The three KFI violations had to do with what callers said, not Leykis, according to KFI program director George Oliva.
"In these cases they were stories that the callers were sharing with Tom on one subject or another," Oliva said. "They were sexual references."
Oliva said that Leykis had warned his callers to be careful what they said for fear of inciting the FCC's wrath.
"In fact, Tom warned his audience about taking the show in the wrong direction," Oliva said.
KFI General Manager Howard Neal said that the station has since installed a "dump" button that enables the show host or producer to immediately get rid of callers who may begin saying something objectionable.
"Technically I think we should have dumped them out," Neal said. "At that time, we didn't have the dump button. It had not been installed at that point."

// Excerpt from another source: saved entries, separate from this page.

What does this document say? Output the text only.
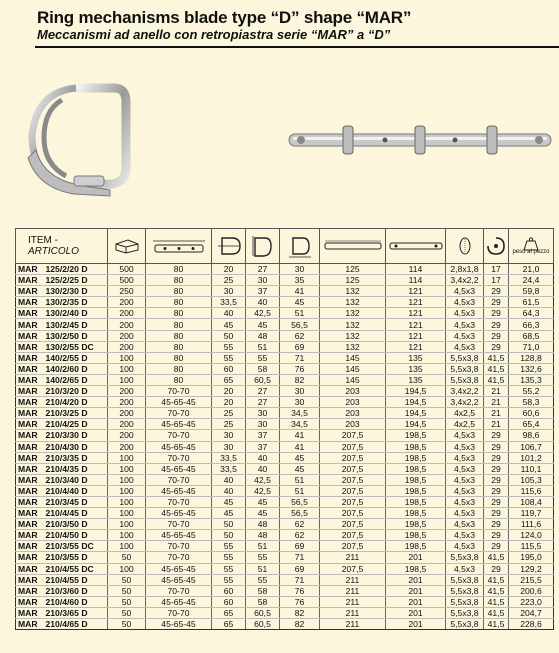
Ring mechanisms blade type “D” shape “MAR”
Meccanismi ad anello con retropiastra serie “MAR” a “D”
ITEM - ARTICOLO											peso al pezzo

MAR	125/2/20 D	500	80	20	27	30	125	114	2,8x1,8	17	21,0
MAR	125/2/25 D	500	80	25	30	35	125	114	3,4x2,2	17	24,4
MAR	130/2/30 D	250	80	30	37	41	132	121	4,5x3	29	59,8
MAR	130/2/35 D	200	80	33,5	40	45	132	121	4,5x3	29	61,5
MAR	130/2/40 D	200	80	40	42,5	51	132	121	4,5x3	29	64,3
MAR	130/2/45 D	200	80	45	45	56,5	132	121	4,5x3	29	66,3
MAR	130/2/50 D	200	80	50	48	62	132	121	4,5x3	29	68,5
MAR	130/2/55 DC	200	80	55	51	69	132	121	4,5x3	29	71,0
MAR	140/2/55 D	100	80	55	55	71	145	135	5,5x3,8	41,5	128,8
MAR	140/2/60 D	100	80	60	58	76	145	135	5,5x3,8	41,5	132,6
MAR	140/2/65 D	100	80	65	60,5	82	145	135	5,5x3,8	41,5	135,3
MAR	210/3/20 D	200	70-70	20	27	30	203	194,5	3,4x2,2	21	55,2
MAR	210/4/20 D	200	45-65-45	20	27	30	203	194,5	3,4x2,2	21	58,3
MAR	210/3/25 D	200	70-70	25	30	34,5	203	194,5	4x2,5	21	60,6
MAR	210/4/25 D	200	45-65-45	25	30	34,5	203	194,5	4x2,5	21	65,4
MAR	210/3/30 D	200	70-70	30	37	41	207,5	198,5	4,5x3	29	98,6
MAR	210/4/30 D	200	45-65-45	30	37	41	207,5	198,5	4,5x3	29	106,7
MAR	210/3/35 D	100	70-70	33,5	40	45	207,5	198,5	4,5x3	29	101,2
MAR	210/4/35 D	100	45-65-45	33,5	40	45	207,5	198,5	4,5x3	29	110,1
MAR	210/3/40 D	100	70-70	40	42,5	51	207,5	198,5	4,5x3	29	105,3
MAR	210/4/40 D	100	45-65-45	40	42,5	51	207,5	198,5	4,5x3	29	115,6
MAR	210/3/45 D	100	70-70	45	45	56,5	207,5	198,5	4,5x3	29	108,4
MAR	210/4/45 D	100	45-65-45	45	45	56,5	207,5	198,5	4,5x3	29	119,7
MAR	210/3/50 D	100	70-70	50	48	62	207,5	198,5	4,5x3	29	111,6
MAR	210/4/50 D	100	45-65-45	50	48	62	207,5	198,5	4,5x3	29	124,0
MAR	210/3/55 DC	100	70-70	55	51	69	207,5	198,5	4,5x3	29	115,5
MAR	210/3/55 D	50	70-70	55	55	71	211	201	5,5x3,8	41,5	195,0
MAR	210/4/55 DC	100	45-65-45	55	51	69	207,5	198,5	4,5x3	29	129,2
MAR	210/4/55 D	50	45-65-45	55	55	71	211	201	5,5x3,8	41,5	215,5
MAR	210/3/60 D	50	70-70	60	58	76	211	201	5,5x3,8	41,5	200,6
MAR	210/4/60 D	50	45-65-45	60	58	76	211	201	5,5x3,8	41,5	223,0
MAR	210/3/65 D	50	70-70	65	60,5	82	211	201	5,5x3,8	41,5	204,7
MAR	210/4/65 D	50	45-65-45	65	60,5	82	211	201	5,5x3,8	41,5	228,6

The FCC's Thursday action was the result of the commission's Mass Media Bureau clearing up a 2-year backlog of 95 indecency complaints. In addition to the four stations that were fined, four more were sent letters requesting a defense against complaints about the broadcast of explicit conversations, songs and skits about sexual acts. The four stations were KCCL-AM/FM in Paris, Ark.; KSD-FM of St. Louis; WWWE-AM of Cleveland, and WXRK-FM of New York.
The WXRK complaint was lodged against veteran "shock jock" Howard Stern, whose morning music and talk program brought on one of the first three FCC indecency complaints in April, 1987. Under then-chairman Patrick, the commission publicly censured Stern's program, aired over Philadelphia station WYSP-FM, and two late-night programs aired on KPFK-FM in Los Angeles and KCSB-FM in Santa Barbara.